The people of Fengjie also refuse to go gentle into that good night. Even with limited options for work and play, they do their best to thrive. A boy shows up from time to time to whistle a tune and bum a smoke; he breezes through life just fine. Han also befriends a young man who models his every mannerism after Hong Kong movie star Chow Yun-Fat. He’s a wanna-be gangster with a smile and a snappy way of lighting a cigarette. Their budding friendship leads to yet another great cell phone scene in Jia’s oeuvre when the two exchange numbers and ring tones, setting up a powerful payoff later on.

Exchange is another major theme in the film as the characters trade luxury items with each other. Jia even uses on-screen titles to divide the film (very loosely) into chapters: cigarettes, tea, liquor, and toffee (or candy.) According to the director, these are items that were all strictly rationed in the past and had only recently become more widely available by 2006. They function here as means of forging a quick connection, or showing affection.

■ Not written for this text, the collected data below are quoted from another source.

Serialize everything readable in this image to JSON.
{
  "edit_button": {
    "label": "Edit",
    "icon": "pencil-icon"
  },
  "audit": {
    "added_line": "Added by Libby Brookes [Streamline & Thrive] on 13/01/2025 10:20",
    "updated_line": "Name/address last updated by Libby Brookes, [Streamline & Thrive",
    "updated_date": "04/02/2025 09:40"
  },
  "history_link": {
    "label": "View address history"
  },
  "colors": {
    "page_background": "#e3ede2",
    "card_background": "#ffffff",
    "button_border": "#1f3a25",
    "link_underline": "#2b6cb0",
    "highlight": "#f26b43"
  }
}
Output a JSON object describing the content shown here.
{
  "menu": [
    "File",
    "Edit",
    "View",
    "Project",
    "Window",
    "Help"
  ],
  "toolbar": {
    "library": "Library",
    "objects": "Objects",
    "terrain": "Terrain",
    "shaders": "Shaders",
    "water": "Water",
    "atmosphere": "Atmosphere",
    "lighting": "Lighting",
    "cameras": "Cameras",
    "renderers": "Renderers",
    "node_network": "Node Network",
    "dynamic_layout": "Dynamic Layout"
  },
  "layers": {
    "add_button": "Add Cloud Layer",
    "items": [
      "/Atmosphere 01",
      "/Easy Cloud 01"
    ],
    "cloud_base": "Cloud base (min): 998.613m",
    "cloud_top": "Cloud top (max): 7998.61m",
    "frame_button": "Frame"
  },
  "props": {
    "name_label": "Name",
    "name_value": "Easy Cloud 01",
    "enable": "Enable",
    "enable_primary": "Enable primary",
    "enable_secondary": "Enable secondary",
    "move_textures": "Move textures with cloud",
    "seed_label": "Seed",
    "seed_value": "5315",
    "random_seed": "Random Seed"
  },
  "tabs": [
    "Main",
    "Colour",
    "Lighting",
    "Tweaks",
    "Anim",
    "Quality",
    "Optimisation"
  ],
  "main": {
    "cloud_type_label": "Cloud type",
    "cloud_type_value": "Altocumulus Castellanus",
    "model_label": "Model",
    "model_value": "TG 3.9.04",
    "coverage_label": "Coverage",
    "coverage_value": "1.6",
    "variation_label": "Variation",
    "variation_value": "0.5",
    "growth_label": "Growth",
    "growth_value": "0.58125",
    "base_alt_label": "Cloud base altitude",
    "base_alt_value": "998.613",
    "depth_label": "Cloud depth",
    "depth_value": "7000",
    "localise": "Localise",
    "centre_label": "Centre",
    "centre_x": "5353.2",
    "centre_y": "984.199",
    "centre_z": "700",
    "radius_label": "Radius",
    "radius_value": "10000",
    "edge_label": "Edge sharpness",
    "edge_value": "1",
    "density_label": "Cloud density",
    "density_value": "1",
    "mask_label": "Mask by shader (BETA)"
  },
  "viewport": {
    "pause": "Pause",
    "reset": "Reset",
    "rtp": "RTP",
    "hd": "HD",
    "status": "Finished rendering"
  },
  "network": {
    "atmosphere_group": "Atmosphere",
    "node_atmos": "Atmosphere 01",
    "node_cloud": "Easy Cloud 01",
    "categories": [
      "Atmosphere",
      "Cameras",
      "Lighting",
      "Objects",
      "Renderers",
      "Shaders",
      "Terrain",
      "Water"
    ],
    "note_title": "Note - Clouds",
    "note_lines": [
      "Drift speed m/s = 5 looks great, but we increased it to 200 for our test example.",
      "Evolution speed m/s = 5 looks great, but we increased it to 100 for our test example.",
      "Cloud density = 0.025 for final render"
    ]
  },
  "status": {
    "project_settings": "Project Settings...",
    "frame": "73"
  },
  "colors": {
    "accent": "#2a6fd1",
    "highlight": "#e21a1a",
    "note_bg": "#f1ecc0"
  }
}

Like so many of my favorite films, “Still Life” affords the pleasure of spending time with characters and watching events leisurely unfold in real time. Jia’s use of long takes isn’t nearly as programmatic as in films by notoriously “challenging” directors such as Tsai Ming-liang or Bela Tarr. He varies duration and scale freely, moving from long-distance landscape shots to close-ups (though he seldom uses extreme close-ups) to strike a balance between the people and places, both of equal importance, in his movies. While “Still Life” offers several beautiful shots of distant hills, the most enduring image of all is probably that of Han in his tattered t-shirt that somehow looks distinct even compared to all the other tattered t-shirts.

Playful and moody, naturalistic and surreal, “Still Life” is a film not to be missed. It's probably my favorite Jia film, which means I also consider it one of the best films of the 21st century.